Eyes on the Ground

We’ll do an easy one.

Those were the words used to describe plans for a low-key mountain adventure and the intent to climb one of Colorado’s 14ers.  Believe it or not, there are easier 14,000 foot mountains than others, but those difficulty ratings depend on ideal conditions.

In 25 degree whiteout weather with 50 mph winds, however, nothing is easy.  At elevation, oxygen levels are much lower than at sea level where my red-blood-cell-depleted body makes its home.  It doesn’t matter how frequently you venture to these environments, unless you remain there, the effects of acclimation are always temporary.

In those conditions, the only thing that matters is now. Not the false summit. Not the place you made camp last night. Not the top of the mountain. Just now.

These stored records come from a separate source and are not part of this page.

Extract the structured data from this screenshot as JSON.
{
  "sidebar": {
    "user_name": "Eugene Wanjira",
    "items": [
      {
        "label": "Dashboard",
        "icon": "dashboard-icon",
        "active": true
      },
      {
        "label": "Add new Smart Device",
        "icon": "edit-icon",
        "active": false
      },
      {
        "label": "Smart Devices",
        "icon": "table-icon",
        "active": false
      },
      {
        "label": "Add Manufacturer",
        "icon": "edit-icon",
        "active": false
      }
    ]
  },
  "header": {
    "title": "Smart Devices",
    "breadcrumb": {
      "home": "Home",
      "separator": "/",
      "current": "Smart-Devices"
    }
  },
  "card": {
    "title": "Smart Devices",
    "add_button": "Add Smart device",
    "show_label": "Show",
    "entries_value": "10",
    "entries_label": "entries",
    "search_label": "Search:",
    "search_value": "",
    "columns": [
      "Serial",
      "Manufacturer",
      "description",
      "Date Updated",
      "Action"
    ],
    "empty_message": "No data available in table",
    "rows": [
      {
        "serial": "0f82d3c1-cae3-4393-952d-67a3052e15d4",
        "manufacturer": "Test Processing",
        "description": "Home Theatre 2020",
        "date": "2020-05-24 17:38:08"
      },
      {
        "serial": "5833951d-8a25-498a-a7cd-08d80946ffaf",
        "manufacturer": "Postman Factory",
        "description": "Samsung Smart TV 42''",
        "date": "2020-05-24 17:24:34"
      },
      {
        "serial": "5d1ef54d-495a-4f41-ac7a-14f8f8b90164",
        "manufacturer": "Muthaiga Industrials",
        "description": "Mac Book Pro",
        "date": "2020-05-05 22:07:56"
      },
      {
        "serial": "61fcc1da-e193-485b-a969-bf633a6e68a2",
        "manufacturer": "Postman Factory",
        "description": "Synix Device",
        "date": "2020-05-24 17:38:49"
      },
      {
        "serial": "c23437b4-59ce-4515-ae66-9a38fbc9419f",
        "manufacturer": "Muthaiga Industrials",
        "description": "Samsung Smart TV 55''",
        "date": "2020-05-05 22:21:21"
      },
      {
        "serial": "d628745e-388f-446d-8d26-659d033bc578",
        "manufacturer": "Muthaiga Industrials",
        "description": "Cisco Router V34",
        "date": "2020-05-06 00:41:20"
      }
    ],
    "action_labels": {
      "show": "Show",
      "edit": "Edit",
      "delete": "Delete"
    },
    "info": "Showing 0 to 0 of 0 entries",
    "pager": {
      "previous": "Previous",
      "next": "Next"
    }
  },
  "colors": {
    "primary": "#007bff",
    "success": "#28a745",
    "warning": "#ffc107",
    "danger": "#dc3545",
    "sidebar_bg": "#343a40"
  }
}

Your feet are heavy from stomping around in snowshoes or microspikes. The wind is blowing so fiercely toward you that your field of vision diminishes to the one-inch slit you’ve managed to leave after pulling every available drawstring on your layers.  You go to take a sip of water from your Camelbak only to find the tube is frozen solid.

Looking to the top of the mountain won’t help you.

It’s invisible anyway, but even if it weren’t, staring at it will only make you trip over something. The path up is pockmarked with post holes where previous hikers have punched through the powder. Boulders hide just beneath the white, waiting to trip you or break a toe. No, up won’t help. You have to keep your eyes on the ground.

It’s sounds counter-intuitive, I know, but sometimes the best way to get somewhere is to decide to go there… and then forget about it entirely. I believe in direction over destination, and once you’ve chosen which direction you want to go (in this case, up), the rest is just the work we have to do along the way.

So why keep your eyes on the ground?

Because with one eye on your destination, you only have one eye left to watch the path that’ll get you there.

Happy climbing, both physically and metaphorically.